3alarmer 01-06-14 11:29 AM

Quote:

Originally Posted by Six jours (Post 16385308)
Mine's dead.

Yours was pretty lively, though.

And thanks for asking!

...did she make you wear a helment ? She was always nagging me about it.

rekmeyata 01-06-14 11:31 AM

Quote:

Originally Posted by LesterOfPuppets (Post 16387129)
Most bikes don't come with helmets. In the USA most don't come with lights or audible warning devices either, yet automobiles do.

And yes, racing automobiles or road bikes on closed courses is safer than the alternative. Auto Racing on open roads is quite rare. Road bike racing on open roads happens several times a year and races on partially closed roads happening ALL the time.

I think SOME of my everyday riding warrants helmet use, definitely not ALL.

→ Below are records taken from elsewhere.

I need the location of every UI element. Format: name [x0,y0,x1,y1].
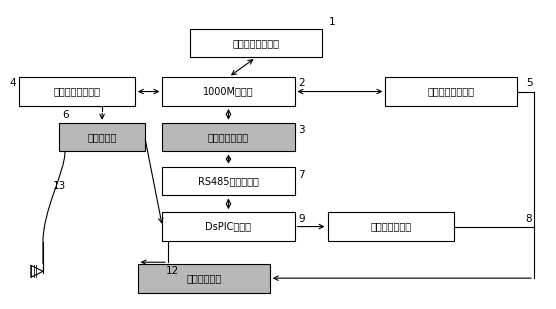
Bar [138,264,270,293]
Bar [385,77,518,106]
Bar [327,212,454,241]
Text: 12: 12 [166,266,180,276]
Text: 主飞行仿真计算机: 主飞行仿真计算机 [232,38,280,48]
Bar [162,212,295,241]
Text: RS485数据转换器: RS485数据转换器 [198,176,259,186]
Text: 舵机伺服放大器: 舵机伺服放大器 [370,222,411,231]
Text: 1: 1 [329,17,335,27]
Text: 2: 2 [299,78,305,88]
Text: 1000M以太网: 1000M以太网 [203,87,254,96]
Text: 8: 8 [526,214,532,224]
Text: 13: 13 [52,181,66,191]
Text: 光电编码器: 光电编码器 [87,132,117,142]
Bar [59,123,145,151]
Text: 原装并联舵机: 原装并联舵机 [186,273,221,283]
Text: 3: 3 [299,125,305,135]
Text: 教员控制台计算机: 教员控制台计算机 [53,87,101,96]
Text: 9: 9 [299,214,305,224]
Bar [19,77,135,106]
Bar [162,77,295,106]
Text: DsPIC单片机: DsPIC单片机 [206,222,251,231]
Text: 自动驾驶仪计算机: 自动驾驶仪计算机 [428,87,475,96]
Bar [190,28,322,57]
Text: 6: 6 [62,110,69,120]
Text: 操纵负荷计算机: 操纵负荷计算机 [208,132,249,142]
Text: 4: 4 [9,78,16,88]
Text: 5: 5 [526,78,532,88]
Bar [162,123,295,151]
Text: 7: 7 [299,170,305,180]
Bar [162,167,295,196]
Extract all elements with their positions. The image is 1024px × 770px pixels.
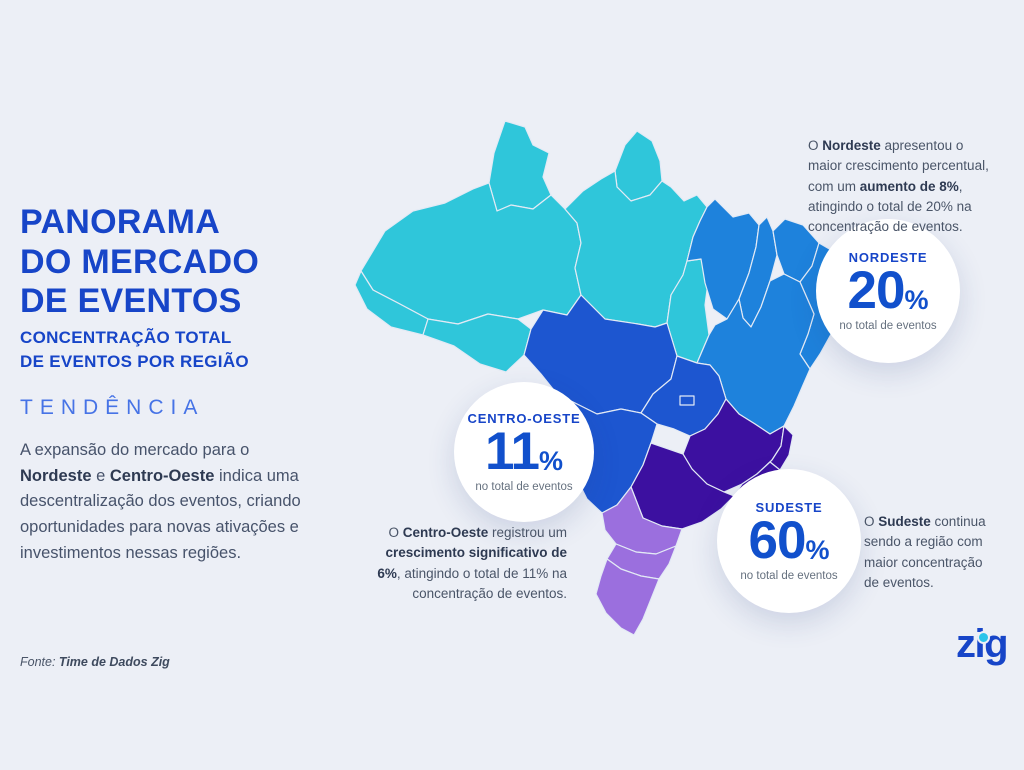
paragraph-text: indica uma descentralização dos eventos,… [20,466,301,562]
source-label: Fonte: [20,655,59,669]
trend-section-label: TENDÊNCIA [20,396,205,419]
brazil-map [354,120,858,636]
badge-number: 60 % [748,510,830,570]
source-note: Fonte: Time de Dados Zig [20,655,170,669]
note-text: apresentou o maior crescimento percentua… [808,138,989,194]
badge-number: 11 % [484,421,564,481]
title-line: DE EVENTOS [20,282,242,321]
title-line: PANORAMA [20,202,221,241]
subtitle-line: DE EVENTOS POR REGIÃO [20,352,249,372]
note-bold: Centro-Oeste [402,525,489,540]
badge-centro-oeste: CENTRO-OESTE 11 % no total de eventos [454,382,594,522]
note-nordeste: O Nordeste apresentou o maior cresciment… [808,136,996,237]
zig-logo-dot-icon [977,630,990,644]
note-text: continua sendo a região com maior concen… [864,514,986,590]
badge-region-label: SUDESTE [755,499,823,515]
note-text: registrou um [488,525,567,540]
note-bold: Nordeste [822,138,881,153]
state-roraima [488,120,552,212]
percent-sign: % [904,284,929,315]
badge-value: 60 [748,510,807,570]
percent-sign: % [539,445,564,476]
zig-logo: zig [956,624,1016,674]
state-rio-grande-do-sul [595,558,660,636]
paragraph-text: A expansão do mercado para o [20,441,250,459]
badge-caption: no total de eventos [740,570,838,583]
badge-region-label: NORDESTE [848,249,928,265]
state-rondonia [422,313,532,373]
badge-sudeste: SUDESTE 60 % no total de eventos [717,469,861,613]
badge-caption: no total de eventos [475,481,573,494]
badge-value: 20 [847,260,906,320]
source-value: Time de Dados Zig [58,655,170,669]
badge-value: 11 [484,421,540,481]
page-title: PANORAMA DO MERCADO DE EVENTOS [20,203,330,322]
note-text: , atingindo o total de 20% na concentraç… [808,178,972,235]
paragraph-bold: Centro-Oeste [109,466,215,485]
zig-logo-text: zig [956,622,1009,666]
note-text: O [864,514,879,529]
subtitle-line: CONCENTRAÇÃO TOTAL [20,328,232,348]
percent-sign: % [805,534,830,565]
note-text: , atingindo o total de 11% na concentraç… [396,565,567,601]
page-subtitle: CONCENTRAÇÃO TOTAL DE EVENTOS POR REGIÃO [20,326,330,374]
note-sudeste: O Sudeste continua sendo a região com ma… [864,512,996,593]
note-bold: crescimento significativo de 6% [377,545,567,581]
note-centro-oeste: O Centro-Oeste registrou um crescimento … [362,523,567,604]
badge-region-label: CENTRO-OESTE [467,410,581,426]
badge-caption: no total de eventos [839,320,937,333]
badge-number: 20 % [847,260,929,320]
note-bold: Sudeste [878,514,931,529]
note-bold: aumento de 8% [859,178,959,194]
badge-nordeste: NORDESTE 20 % no total de eventos [816,219,960,363]
paragraph-text: e [91,466,110,485]
state-distrito-federal [679,395,695,406]
trend-paragraph: A expansão do mercado para o Nordeste e … [20,438,322,567]
note-text: O [808,138,823,153]
title-line: DO MERCADO [20,242,260,281]
paragraph-bold: Nordeste [20,466,92,485]
note-text: O [388,525,403,540]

Again no point made here about helmets. The law requires seat belts for example and require us to wear them but we don't have too, thus we don't have to buy helmets or wear them. Eventually the law will come around and require us to buy and use helmets while riding, we just have to wait for our nanny state to get there.

I hate to repeat myself but here I go, I don't care if you or someone else does or doesn't want to wear helmet, just like I don't care if you or someone else does or doesn't want to wear a seat belt. For me it's more about our personal rights, if I choose not to wear a helmet or a seat belt that's my right just as it is to wear either, my safety is my concern and my responsibility not the government's, the government should have more important things to do then watch us like hawks to make sure we wear seat belts or helmets. By the way, I chose to wear a helmet and seat belt, if I didn't want want to wear them I wouldn't regardless what the law said! I wear this stuff based on studies that show they work, but again I should have the right to chose.